From Under the Tuscan Sun (I couldn’t resist),
Belle
I love that you found yourself in your 17 year old fantasy and recognized how much you have grown since then. Yes, there is privilege in the world. Everyone has it in some way, shape or form. The fact that you are sharing your experience with us is amazing. One of the magical things about people sharing their personal experience, privileged or not, is that we recognize ourselves in the story. Whether it's a common wish or goal, a little envy, or just learning about an experience completely foreign to us, that's valuable. I'm happy that you are getting a break, that you are getting rest, that you are reconnecting with what's important to you.
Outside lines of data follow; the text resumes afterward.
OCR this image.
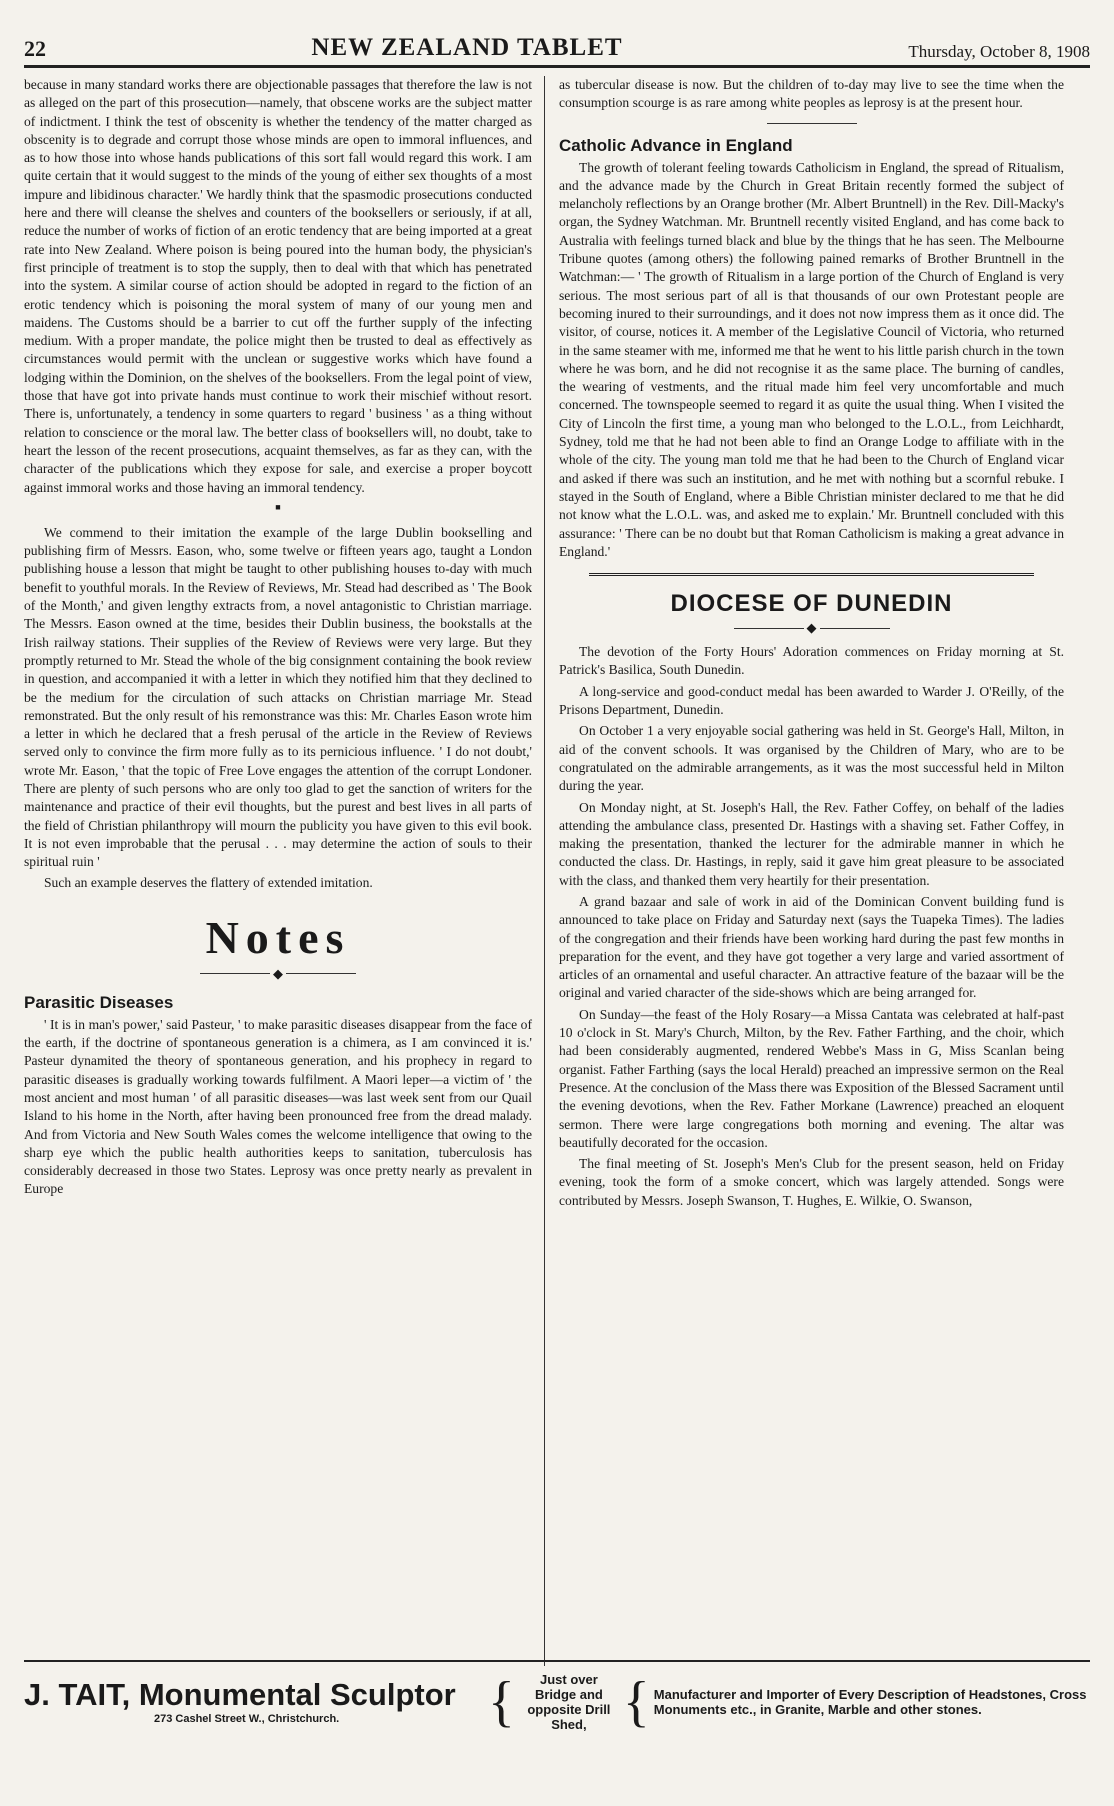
22	NEW ZEALAND TABLET	Thursday, October 8, 1908

because in many standard works there are objectionable passages that therefore the law is not as alleged on the part of this prosecution—namely, that obscene works are the subject matter of indictment. I think the test of obscenity is whether the tendency of the matter charged as obscenity is to degrade and corrupt those whose minds are open to immoral influences, and as to how those into whose hands publications of this sort fall would regard this work. I am quite certain that it would suggest to the minds of the young of either sex thoughts of a most impure and libidinous character.' We hardly think that the spasmodic prosecutions conducted here and there will cleanse the shelves and counters of the booksellers or seriously, if at all, reduce the number of works of fiction of an erotic tendency that are being imported at a great rate into New Zealand. Where poison is being poured into the human body, the physician's first principle of treatment is to stop the supply, then to deal with that which has penetrated into the system. A similar course of action should be adopted in regard to the fiction of an erotic tendency which is poisoning the moral system of many of our young men and maidens. The Customs should be a barrier to cut off the further supply of the infecting medium. With a proper mandate, the police might then be trusted to deal as effectively as circumstances would permit with the unclean or suggestive works which have found a lodging within the Dominion, on the shelves of the booksellers. From the legal point of view, those that have got into private hands must continue to work their mischief without resort. There is, unfortunately, a tendency in some quarters to regard ' business ' as a thing without relation to conscience or the moral law. The better class of booksellers will, no doubt, take to heart the lesson of the recent prosecutions, acquaint themselves, as far as they can, with the character of the publications which they expose for sale, and exercise a proper boycott against immoral works and those having an immoral tendency.

■

We commend to their imitation the example of the large Dublin bookselling and publishing firm of Messrs. Eason, who, some twelve or fifteen years ago, taught a London publishing house a lesson that might be taught to other publishing houses to-day with much benefit to youthful morals. In the Review of Reviews, Mr. Stead had described as ' The Book of the Month,' and given lengthy extracts from, a novel antagonistic to Christian marriage. The Messrs. Eason owned at the time, besides their Dublin business, the bookstalls at the Irish railway stations. Their supplies of the Review of Reviews were very large. But they promptly returned to Mr. Stead the whole of the big consignment containing the book review in question, and accompanied it with a letter in which they notified him that they declined to be the medium for the circulation of such attacks on Christian marriage Mr. Stead remonstrated. But the only result of his remonstrance was this: Mr. Charles Eason wrote him a letter in which he declared that a fresh perusal of the article in the Review of Reviews served only to convince the firm more fully as to its pernicious influence. ' I do not doubt,' wrote Mr. Eason, ' that the topic of Free Love engages the attention of the corrupt Londoner. There are plenty of such persons who are only too glad to get the sanction of writers for the maintenance and practice of their evil thoughts, but the purest and best lives in all parts of the field of Christian philanthropy will mourn the publicity you have given to this evil book. It is not even improbable that the perusal . . . may determine the action of souls to their spiritual ruin '

Such an example deserves the flattery of extended imitation.

Notes
◆
Parasitic Diseases

' It is in man's power,' said Pasteur, ' to make parasitic diseases disappear from the face of the earth, if the doctrine of spontaneous generation is a chimera, as I am convinced it is.' Pasteur dynamited the theory of spontaneous generation, and his prophecy in regard to parasitic diseases is gradually working towards fulfilment. A Maori leper—a victim of ' the most ancient and most human ' of all parasitic diseases—was last week sent from our Quail Island to his home in the North, after having been pronounced free from the dread malady. And from Victoria and New South Wales comes the welcome intelligence that owing to the sharp eye which the public health authorities keeps to sanitation, tuberculosis has considerably decreased in those two States. Leprosy was once pretty nearly as prevalent in Europe

as tubercular disease is now. But the children of to-day may live to see the time when the consumption scourge is as rare among white peoples as leprosy is at the present hour.

Catholic Advance in England

The growth of tolerant feeling towards Catholicism in England, the spread of Ritualism, and the advance made by the Church in Great Britain recently formed the subject of melancholy reflections by an Orange brother (Mr. Albert Bruntnell) in the Rev. Dill-Macky's organ, the Sydney Watchman. Mr. Bruntnell recently visited England, and has come back to Australia with feelings turned black and blue by the things that he has seen. The Melbourne Tribune quotes (among others) the following pained remarks of Brother Bruntnell in the Watchman:— ' The growth of Ritualism in a large portion of the Church of England is very serious. The most serious part of all is that thousands of our own Protestant people are becoming inured to their surroundings, and it does not now impress them as it once did. The visitor, of course, notices it. A member of the Legislative Council of Victoria, who returned in the same steamer with me, informed me that he went to his little parish church in the town where he was born, and he did not recognise it as the same place. The burning of candles, the wearing of vestments, and the ritual made him feel very uncomfortable and much concerned. The townspeople seemed to regard it as quite the usual thing. When I visited the City of Lincoln the first time, a young man who belonged to the L.O.L., from Leichhardt, Sydney, told me that he had not been able to find an Orange Lodge to affiliate with in the whole of the city. The young man told me that he had been to the Church of England vicar and asked if there was such an institution, and he met with nothing but a scornful rebuke. I stayed in the South of England, where a Bible Christian minister declared to me that he did not know what the L.O.L. was, and asked me to explain.' Mr. Bruntnell concluded with this assurance: ' There can be no doubt but that Roman Catholicism is making a great advance in England.'

DIOCESE OF DUNEDIN
◆

The devotion of the Forty Hours' Adoration commences on Friday morning at St. Patrick's Basilica, South Dunedin.

A long-service and good-conduct medal has been awarded to Warder J. O'Reilly, of the Prisons Department, Dunedin.

On October 1 a very enjoyable social gathering was held in St. George's Hall, Milton, in aid of the convent schools. It was organised by the Children of Mary, who are to be congratulated on the admirable arrangements, as it was the most successful held in Milton during the year.

On Monday night, at St. Joseph's Hall, the Rev. Father Coffey, on behalf of the ladies attending the ambulance class, presented Dr. Hastings with a shaving set. Father Coffey, in making the presentation, thanked the lecturer for the admirable manner in which he conducted the class. Dr. Hastings, in reply, said it gave him great pleasure to be associated with the class, and thanked them very heartily for their presentation.

A grand bazaar and sale of work in aid of the Dominican Convent building fund is announced to take place on Friday and Saturday next (says the Tuapeka Times). The ladies of the congregation and their friends have been working hard during the past few months in preparation for the event, and they have got together a very large and varied assortment of articles of an ornamental and useful character. An attractive feature of the bazaar will be the original and varied character of the side-shows which are being arranged for.

On Sunday—the feast of the Holy Rosary—a Missa Cantata was celebrated at half-past 10 o'clock in St. Mary's Church, Milton, by the Rev. Father Farthing, and the choir, which had been considerably augmented, rendered Webbe's Mass in G, Miss Scanlan being organist. Father Farthing (says the local Herald) preached an impressive sermon on the Real Presence. At the conclusion of the Mass there was Exposition of the Blessed Sacrament until the evening devotions, when the Rev. Father Morkane (Lawrence) preached an eloquent sermon. There were large congregations both morning and evening. The altar was beautifully decorated for the occasion.

The final meeting of St. Joseph's Men's Club for the present season, held on Friday evening, took the form of a smoke concert, which was largely attended. Songs were contributed by Messrs. Joseph Swanson, T. Hughes, E. Wilkie, O. Swanson,

J. TAIT, Monumental Sculptor
273 Cashel Street W., Christchurch.	{	Just over Bridge and opposite Drill Shed, { Manufacturer and Importer of Every Description of Headstones, Cross Monuments etc., in Granite, Marble and other stones.
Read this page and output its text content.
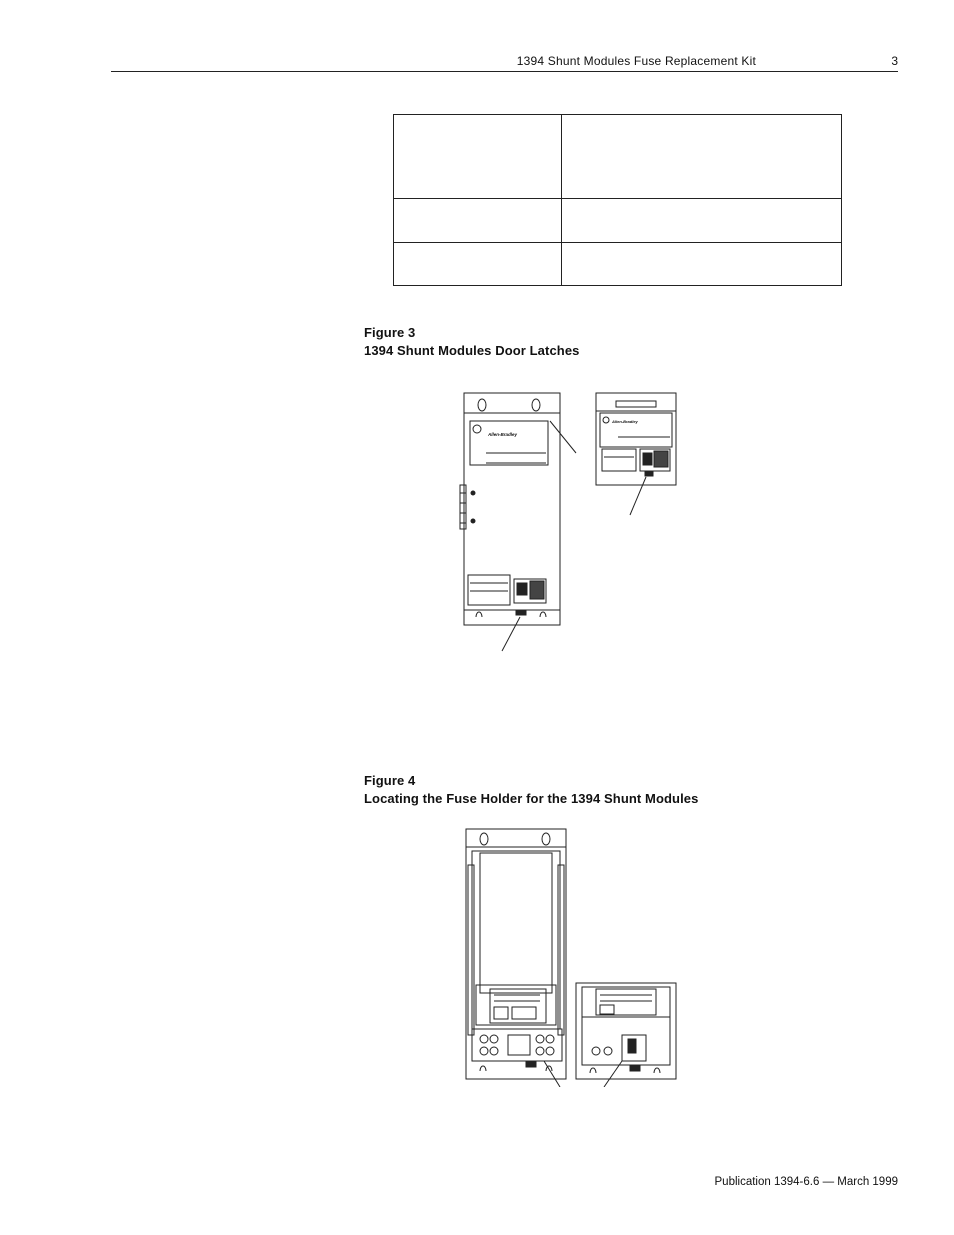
1394 Shunt Modules Fuse Replacement Kit	3

Figure 3
1394 Shunt Modules Door Latches
Allen-Bradley
Allen-Bradley
Figure 4
Locating the Fuse Holder for the 1394 Shunt Modules
Publication 1394-6.6 — March 1999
Everyone deserves that. I've always known you for being authentic and that comes through in your writing. Please keep sharing your writing with us, and my hope for you is that this international experience will allow you to live out some of your dreams, connect with the things that give you life and energy, and that you walk away from the experience with new dreams and a zest for what is available to you in the future.
Hi Belle - I’m one of your dad’s plant growing friends. Re Gilbert, I had that same reaction to Eat Pray Love Barf! However her novel The Signature of All Things was a welcome corrective. That wonderful writing and a much more interesting read It helped me to forgive her.
I so enjoyed your post - the marvel of the place, the coincidence and your re-visioning of the Bertolucci movie from your youth.